Collective Selection Framework

From Mpich
Revision as of 15:32, 1 July 2019 by Balaji (talk | contribs)

(diff) ← Older revision | Latest revision (diff) | Newer revision → (diff)
Jump to: navigation, search

The collective selection framework (Csel) is intended to allow users or system administrators to provide a text-format selection logic that is translated to C-based selection at runtime. We use json-formatted input files for user-input.

Collective Selection Framework Components

There are two components of the collective selection framework: operators and containers. Operators are branching code needed for the selection logic: they just give a true/false answer (e.g., "is my communicator size lesser than 8"). Containers are the final algorithms or compositions that need to be called for a given collective in a particular case.

Csel class

The csel class provides the logic for reading the json file and converting it to a tree of operators and containers. The leaf nodes in a tree are always containers. Containers can only be leaf nodes in the tree.

The csel class understands operators, but not the containers, i.e., it treats containers as simple "void *" opaque buffers. Containers are specific to the caller of the csel class, and the caller would need to provide the logic to parse the json object and create the container.

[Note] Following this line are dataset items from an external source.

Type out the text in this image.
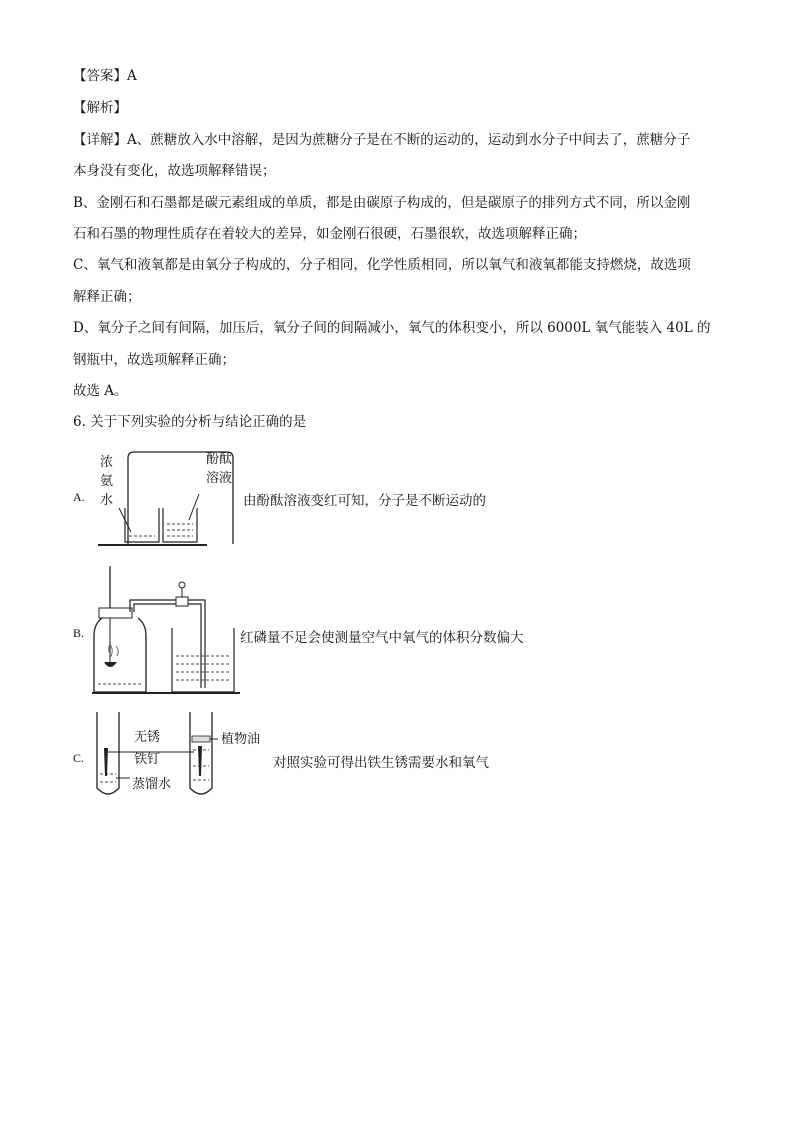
【答案】A
【解析】
【详解】A、蔗糖放入水中溶解，是因为蔗糖分子是在不断的运动的，运动到水分子中间去了，蔗糖分子
本身没有变化，故选项解释错误；
B、金刚石和石墨都是碳元素组成的单质，都是由碳原子构成的，但是碳原子的排列方式不同，所以金刚
石和石墨的物理性质存在着较大的差异，如金刚石很硬，石墨很软，故选项解释正确；
C、氧气和液氧都是由氧分子构成的，分子相同，化学性质相同，所以氧气和液氧都能支持燃烧，故选项
解释正确；
D、氧分子之间有间隔，加压后，氧分子间的间隔减小，氧气的体积变小，所以 6000L 氧气能装入 40L 的
钢瓶中，故选项解释正确；
故选 A。
6. 关于下列实验的分析与结论正确的是
A.
浓
氨
水
酚酞
溶液
由酚酞溶液变红可知，分子是不断运动的
B.	红磷量不足会使测量空气中氧气的体积分数偏大
C.
无锈
铁钉
蒸馏水
植物油
对照实验可得出铁生锈需要水和氧气
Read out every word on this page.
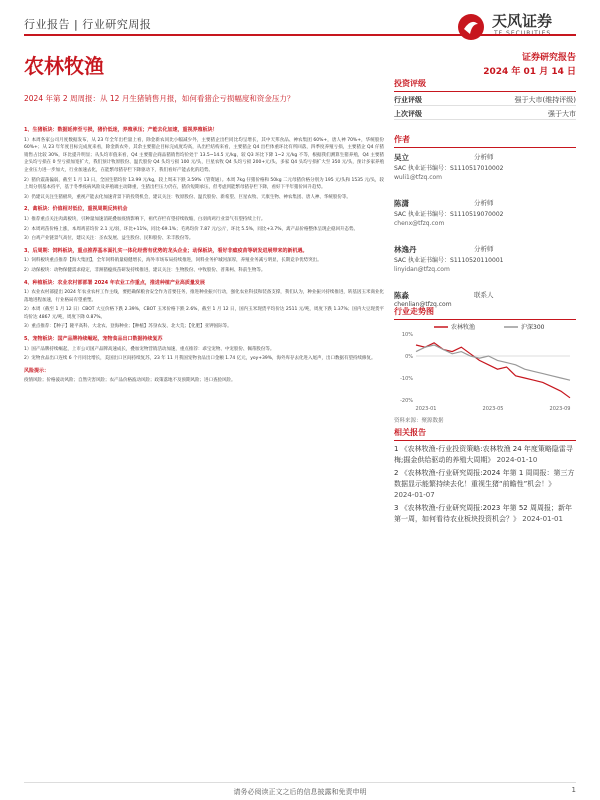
行业报告 | 行业研究周报	天风证券
农林牧渔	证券研究报告
2024 年 01 月 14 日
2024 年第 2 周周报：从 12 月生猪销售月报，如何看猪企亏损幅度和资金压力？
1、生猪板块：数据延伸至亏损，猪价低迷，养殖承压；产能去化加速，重视养殖板块！
1）本周各家公司月度数据发布，从 23 年全年出栏量上看，除金新农同比小幅减少外，主要猪企出栏同比均呈增长，其中天邦食品、神农集团 60%+，唐人神 70%+，华统股份 60%+；从 23 年年度目标完成度来看，除金新农外，其余主要猪企目标完成度均高，从出栏结构来看，主要猪企 Q4 出栏体重环比有所回落，四季度养殖亏损，主要猪企 Q4 仔猪销售占比较 30%，环比提升明显；从头均市值来看，Q4 主要猪企商品猪销售均价处于 13.5~14.5 元/kg，较 Q3 环比下降 1~2 元/kg 不等，根据我们测算生猪养殖，Q4 主要猪企头均亏损在 0 至亏损加宽扩大，我们预计牧原股份、温氏股份 Q4 头均亏损 100 元/头，巨星农牧 Q4 头均亏损 200+元/头，多家 Q4 头均亏损扩大至 350 元/头，预计多家养殖企业压力进一步加大，行业加速去化，在能繁母猪存栏下降驱动下，我们看好产能去化的趋势。
2）猪价震荡偏弱，截至 1 月 13 日，全国生猪均价 13.99 元/kg，较上周末下跌 3.59%（管资通）。本周 7kg 仔猪价格和 50kg 二元母猪价格分别为 195 元/头和 1535 元/头，较上周分别基本持平，基于冬季疫病风险及养殖端主动降重，生猪出栏压力仍在，猪价短期承压，但考虑到能繁母猪存栏下降，看好下半年猪价回升趋势。
3）仍建议关注生猪板块，重视产能去化加速背景下的投资机会，建议关注：牧原股份、温氏股份、新希望、巨星农牧、天康生物、神农集团、唐人神、华统股份等。
2、禽板块：价值相对低位，重视周期反转机会
1）推荐重点关注肉禽板块，引种量加速消耗叠加疫情影响下，祖代存栏有望持续收缩，白羽肉鸡行业景气有望持续上行。
2）本周鸡苗价格上涨，本周鸡苗均价 2.1 元/羽，环比+11%，同比-69.1%；毛鸡均价 7.87 元/公斤，环比 5.5%，同比+3.7%，禽产品价格整体呈现企稳回升态势。
3）白鸡产业链景气高位，建议关注：圣农发展、益生股份、民和股份、禾丰股份等。
3、后周期：饲料板块，重点推荐基本面扎实一体化经营有优势的龙头企业；动保板块，看好非瘟疫苗等研发进展带来的新机遇。
1）饲料板块重点推荐【海大集团】，全年饲料销量稳健增长，海外市场布局持续推进，饲料业务护城河深厚，养殖业务减亏明显，长期竞争优势突出。
2）动保板块：动物保健需求稳定，非洲猪瘟疫苗研发持续推进，建议关注：生物股份、中牧股份、普莱柯、科前生物等。
4、种植板块：农业农村部部署 2024 年农业工作重点，推进种植产业高质量发展
1）农业农村部提出 2024 年农业农村工作主线，要把确保粮食安全作为首要任务，推进种业振兴行动，强化农业科技和装备支撑，我们认为，种业振兴持续推进，转基因玉米商业化落地进程加速，行业格局有望重塑。
2）本周（截至 1 月 12 日）CBOT 大豆价格下跌 2.39%，CBOT 玉米价格下跌 2.6%，截至 1 月 12 日，国内玉米现货平均价达 2511 元/吨，周度下跌 1.37%；国内大豆现货平均价达 4867 元/吨，周度下降 0.87%。
3）重点推荐：【种子】隆平高科、大北农、登海种业；【种植】苏垦农发、北大荒；【化肥】亚钾国际等。
5、宠物板块：国产品牌持续崛起，宠物食品出口数据持续复苏
1）国产品牌持续崛起，上市公司国产品牌高速成长，叠加宠物营销活动加速，重点推荐：乖宝宠物、中宠股份、佩蒂股份等。
2）宠物食品出口连续 6 个月同比增长，美国出口区间持续复苏，23 年 11 月我国宠物食品出口金额 1.74 亿元，yoy+39%，海外库存去化进入尾声，出口数据有望持续修复。
风险提示：
疫情风险；价格波动风险；自然灾害风险；农产品价格波动风险；政策落地不及预期风险；进口查验风险。
投资评级
行业评级	强于大市(维持评级)
上次评级	强于大市
作者
吴立	分析师
SAC 执业证书编号：S1110517010002
wuli1@tfzq.com
陈潇	分析师
SAC 执业证书编号：S1110519070002
chenx@tfzq.com
林逸丹	分析师
SAC 执业证书编号：S1110520110001
linyidan@tfzq.com
陈淼	联系人
chenlian@tfzq.com
行业走势图
农林牧渔	沪深300
10%
0%
-10%
-20%
2023-01	2023-05	2023-09
资料来源：聚源数据
相关报告
1 《农林牧渔-行业投资策略:农林牧渔 24 年度策略隐雷寻梅;掘金供给驱动的养殖大周期》 2024-01-10
2 《农林牧渔-行业研究周报:2024 年第 1 周周报：第三方数据显示能繁持续去化！重视生猪“前瞻性”机会！》 2024-01-07
3 《农林牧渔-行业研究周报:2023 年第 52 周周报；新年第一周，如何看待农业板块投资机会？》 2024-01-01
请务必阅读正文之后的信息披露和免责申明	1
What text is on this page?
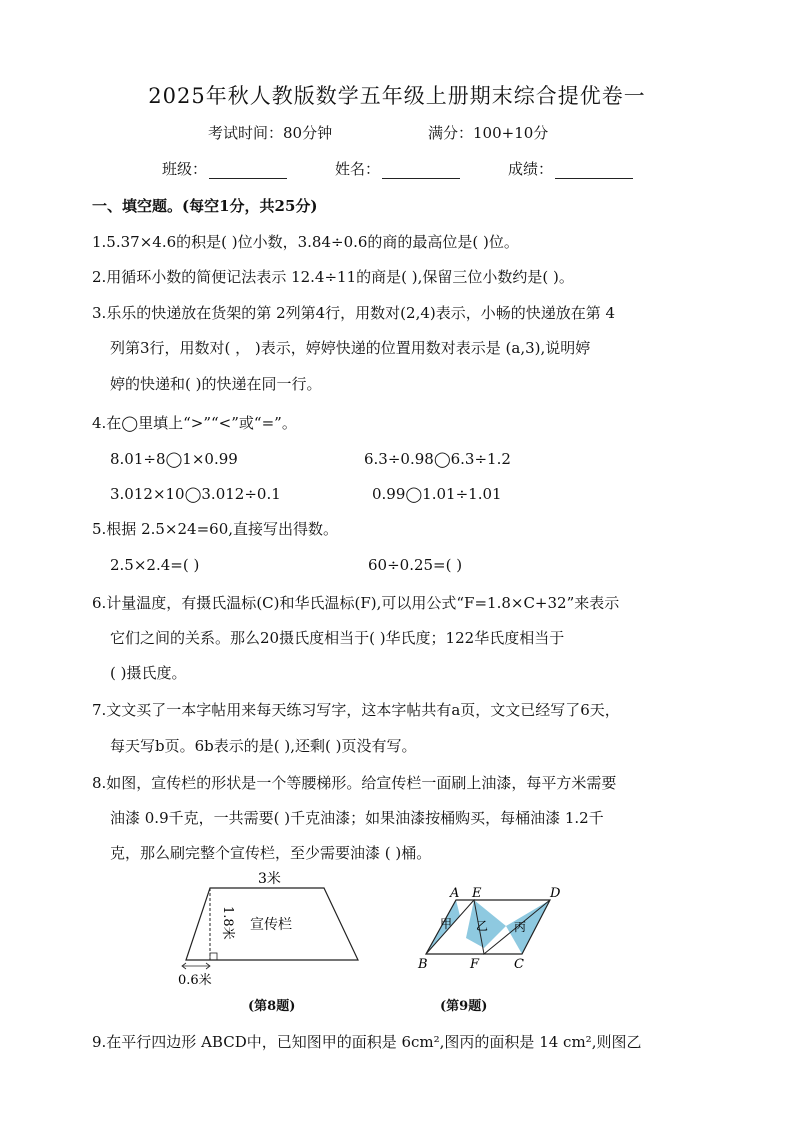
2025年秋人教版数学五年级上册期末综合提优卷一
考试时间：80分钟	满分：100+10分
班级：	姓名：	成绩：
一、填空题。(每空1分，共25分)
1.5.37×4.6的积是( )位小数，3.84÷0.6的商的最高位是( )位。
2.用循环小数的简便记法表示 12.4÷11的商是( ),保留三位小数约是( )。
3.乐乐的快递放在货架的第 2列第4行，用数对(2,4)表示，小畅的快递放在第 4
列第3行，用数对( ， )表示，婷婷快递的位置用数对表示是 (a,3),说明婷
婷的快递和( )的快递在同一行。
4.在◯里填上“>”“<”或“=”。
8.01÷8◯1×0.99	6.3÷0.98◯6.3÷1.2
3.012×10◯3.012÷0.1	0.99◯1.01÷1.01
5.根据 2.5×24=60,直接写出得数。
2.5×2.4=( )	60÷0.25=( )
6.计量温度，有摄氏温标(C)和华氏温标(F),可以用公式“F=1.8×C+32”来表示
它们之间的关系。那么20摄氏度相当于( )华氏度；122华氏度相当于
( )摄氏度。
7.文文买了一本字帖用来每天练习写字，这本字帖共有a页，文文已经写了6天，
每天写b页。6b表示的是( ),还剩( )页没有写。
8.如图，宣传栏的形状是一个等腰梯形。给宣传栏一面刷上油漆，每平方米需要
油漆 0.9千克，一共需要( )千克油漆；如果油漆按桶购买，每桶油漆 1.2千
克，那么刷完整个宣传栏，至少需要油漆 ( )桶。
3米
1.8米 宣传栏
0.6米
(第8题)
A E	D
B	F	C
甲 乙 丙
(第9题)
9.在平行四边形 ABCD中，已知图甲的面积是 6cm²,图丙的面积是 14 cm²,则图乙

Pruning the selection tree

The selection tree can be pruned during communicator creation. Such pruning would get rid of the branches that can be statically determined at communicator creation time (e.g., branches based on the size of the communicator). This would reduce the tree parsing overhead during the actual collective call.

Json file

The json file would contain the selection logic as a series of operator/containers. The following operator types are supported:

  • coll_size<=[number]
  • coll_size=pow2
  • coll_size=any
  • msg_size<=[number]
  • msg_size=any
  • comm_type=intra
  • comm_type=inter
  • collective=[bcast|barrier|...]

A few restrictions apply:

  • All siblings in any given subtree of the json tree have to be of the same type.
  • It is preferable (though not required) to have communicator-creation time information (e.g., comm_size) be at the outer levels of the json file (upper levels of the tree), so the tree can be effectively pruned at communicator creation time.
  • The "collective" operator is an exception and can reside wherever the user likes. Pruning is done both before and after the collective operator.
  • All subtrees of the json file have to be complete. For example, ne cannot have a subtree that only deals with small message sizes, but not large message sizes.